Organize molecular descriptors into functionally coherent subgroups (e.g., molecular weight, lipophilicity, topological, pharmacophoric descriptors). For each subgroup, create a modified dataset by setting all descriptors in that subgroup to zero while preserving all other descriptors and the bitter/not-bitter labels. Run BitterPredict.m on each ablated dataset and compare predictions against the baseline (full-descriptor) predictions, recording whether each molecule's bitter label changed. Calculate the per-descriptor-group prediction-change rate as the fraction of molecules whose prediction changed when that subgroup was zeroed. Compile results into a summary table with descriptor subgroups as rows and metrics (number of changed predictions, change rate percentage) as columns. Higher change rates indicate greater descriptor importance.

## Related tools

- **BitterPredict.m** (Binary classifier that accepts CSV/EXCEL descriptor files and outputs bitter/not-bitter predictions for each molecule; ablation testing iteratively calls this tool on descriptor-ablated datasets) — https://github.com/Niv-Lab/BitterPredict1

## Evaluation signals

- Each ablated dataset retains the same molecule count and bitter/not-bitter label distribution as the original; only descriptor subgroups are zeroed.
- Prediction-change rates fall between 0 and 1 (or 0–100% as percentage); subgroups with zero change indicate negligible impact.
- Descriptor subgroups with higher change rates correspond to known chemical properties relevant to taste perception (e.g., lipophilicity, polar surface area).
- Summary table contains no missing values and row totals (or per-subgroup metrics) are consistent across repeated runs.
- Baseline predictions (using the full descriptor set) match the original trained model's predictions on the same input data.

## Limitations

- Results are sensitive to how descriptors are grouped; poor grouping choices may obscure true descriptor importance.
- Zeroing descriptor subgroups creates artificially modified input that may not reflect real chemical variation; descriptor interactions are tested indirectly.
- The method assumes the classifier is deterministic; stochastic models may yield variable results across repeated ablation runs.
- No statistical significance testing is applied by default; change rates alone do not indicate whether differences are due to chance or model noise.

## Evidence

- [other] descriptor_ablation_overview: "Which descriptor subgroups have the greatest impact on bitter/not-bitter prediction accuracy when systematically removed from the BitterPredict classifier?"
- [other] descriptor_ablation_workflow: "For each descriptor subgroup, create a modified dataset where all descriptors in that subgroup are set to zero while retaining other descriptors unchanged.
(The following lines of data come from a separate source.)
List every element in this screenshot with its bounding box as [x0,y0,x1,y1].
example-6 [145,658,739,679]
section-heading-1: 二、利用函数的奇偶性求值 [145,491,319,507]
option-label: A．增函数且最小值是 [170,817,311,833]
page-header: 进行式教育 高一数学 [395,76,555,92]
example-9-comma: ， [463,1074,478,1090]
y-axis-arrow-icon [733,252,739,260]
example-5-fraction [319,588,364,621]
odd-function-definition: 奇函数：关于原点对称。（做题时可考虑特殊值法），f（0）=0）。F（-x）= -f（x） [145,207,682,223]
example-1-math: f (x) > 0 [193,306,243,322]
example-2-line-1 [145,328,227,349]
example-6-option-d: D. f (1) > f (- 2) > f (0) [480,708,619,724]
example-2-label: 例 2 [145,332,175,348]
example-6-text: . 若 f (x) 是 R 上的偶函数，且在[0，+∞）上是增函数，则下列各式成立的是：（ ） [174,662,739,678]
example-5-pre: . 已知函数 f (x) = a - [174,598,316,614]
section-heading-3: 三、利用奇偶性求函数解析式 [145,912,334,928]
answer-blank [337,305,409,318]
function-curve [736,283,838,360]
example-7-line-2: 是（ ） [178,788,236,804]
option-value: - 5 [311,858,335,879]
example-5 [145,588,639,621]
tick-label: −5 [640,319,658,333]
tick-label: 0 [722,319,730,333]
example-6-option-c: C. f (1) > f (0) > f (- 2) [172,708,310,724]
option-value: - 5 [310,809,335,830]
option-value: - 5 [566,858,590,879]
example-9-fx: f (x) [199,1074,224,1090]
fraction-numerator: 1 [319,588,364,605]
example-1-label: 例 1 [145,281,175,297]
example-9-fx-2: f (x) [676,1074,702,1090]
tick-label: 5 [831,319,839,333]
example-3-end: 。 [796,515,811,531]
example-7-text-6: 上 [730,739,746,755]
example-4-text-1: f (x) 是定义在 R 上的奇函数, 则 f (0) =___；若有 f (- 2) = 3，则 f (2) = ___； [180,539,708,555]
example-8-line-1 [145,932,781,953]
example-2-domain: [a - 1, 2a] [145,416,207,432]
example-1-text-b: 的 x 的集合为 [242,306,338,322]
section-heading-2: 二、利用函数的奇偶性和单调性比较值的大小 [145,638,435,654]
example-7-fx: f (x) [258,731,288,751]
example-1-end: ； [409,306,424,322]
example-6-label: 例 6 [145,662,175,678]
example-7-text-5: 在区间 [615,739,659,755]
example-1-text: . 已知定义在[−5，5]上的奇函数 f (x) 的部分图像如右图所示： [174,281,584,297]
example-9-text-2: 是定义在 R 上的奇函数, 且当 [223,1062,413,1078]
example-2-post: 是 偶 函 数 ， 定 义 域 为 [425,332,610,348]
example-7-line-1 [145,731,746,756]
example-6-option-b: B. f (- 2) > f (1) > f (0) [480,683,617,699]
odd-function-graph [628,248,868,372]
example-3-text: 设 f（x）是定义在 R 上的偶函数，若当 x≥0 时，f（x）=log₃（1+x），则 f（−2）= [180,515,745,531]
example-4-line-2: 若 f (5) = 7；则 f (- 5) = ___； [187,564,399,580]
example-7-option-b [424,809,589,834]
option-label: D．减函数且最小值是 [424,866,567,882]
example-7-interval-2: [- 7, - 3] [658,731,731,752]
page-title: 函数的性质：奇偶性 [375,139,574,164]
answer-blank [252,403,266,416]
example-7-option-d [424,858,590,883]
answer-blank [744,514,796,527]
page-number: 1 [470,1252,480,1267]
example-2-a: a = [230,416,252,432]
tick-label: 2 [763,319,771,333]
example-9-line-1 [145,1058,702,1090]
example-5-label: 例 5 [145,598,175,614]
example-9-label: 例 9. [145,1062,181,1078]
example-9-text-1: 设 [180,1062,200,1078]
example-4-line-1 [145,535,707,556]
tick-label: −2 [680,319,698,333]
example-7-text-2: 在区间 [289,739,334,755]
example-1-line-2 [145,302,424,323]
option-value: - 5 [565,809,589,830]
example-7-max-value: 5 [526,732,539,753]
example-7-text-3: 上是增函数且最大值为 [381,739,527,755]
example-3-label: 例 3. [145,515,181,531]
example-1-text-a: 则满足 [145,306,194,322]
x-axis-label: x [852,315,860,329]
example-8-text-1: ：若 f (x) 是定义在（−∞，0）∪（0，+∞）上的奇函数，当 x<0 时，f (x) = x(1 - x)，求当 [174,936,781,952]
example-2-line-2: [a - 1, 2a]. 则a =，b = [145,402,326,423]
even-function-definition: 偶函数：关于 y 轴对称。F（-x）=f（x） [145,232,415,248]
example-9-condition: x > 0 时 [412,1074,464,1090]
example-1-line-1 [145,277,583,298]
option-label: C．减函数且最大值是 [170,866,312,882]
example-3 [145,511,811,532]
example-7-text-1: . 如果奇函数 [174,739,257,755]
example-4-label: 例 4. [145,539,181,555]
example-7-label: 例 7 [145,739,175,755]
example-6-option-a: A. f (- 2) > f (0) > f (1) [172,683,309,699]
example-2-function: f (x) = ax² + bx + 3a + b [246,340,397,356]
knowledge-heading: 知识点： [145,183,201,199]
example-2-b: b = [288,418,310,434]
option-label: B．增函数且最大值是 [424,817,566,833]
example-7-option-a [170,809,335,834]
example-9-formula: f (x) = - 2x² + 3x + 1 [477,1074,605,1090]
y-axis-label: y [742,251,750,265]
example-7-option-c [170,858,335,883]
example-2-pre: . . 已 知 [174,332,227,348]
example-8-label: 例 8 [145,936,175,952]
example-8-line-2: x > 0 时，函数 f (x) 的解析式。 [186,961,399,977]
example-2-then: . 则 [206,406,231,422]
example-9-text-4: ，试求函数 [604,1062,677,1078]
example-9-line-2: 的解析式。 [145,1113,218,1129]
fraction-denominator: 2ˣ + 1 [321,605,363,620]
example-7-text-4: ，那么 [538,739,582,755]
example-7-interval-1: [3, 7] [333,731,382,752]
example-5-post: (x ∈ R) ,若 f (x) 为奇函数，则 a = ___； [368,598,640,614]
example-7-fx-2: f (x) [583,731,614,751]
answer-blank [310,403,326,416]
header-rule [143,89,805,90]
Run BitterPredict.m on each ablated dataset"
- [other] descriptor_ablation_metrics: "Calculate the per-descriptor-group prediction-change rate as the fraction of molecules whose prediction changed when that subgroup was zeroed. Compile results into a summary table with descriptor"
- [readme] bitterpredict_input_format: "BitterPredict.m gets as input CSV or EXCEL files with required descriptors of molecules, and calucautes a predictions if each molecule is bitter or not."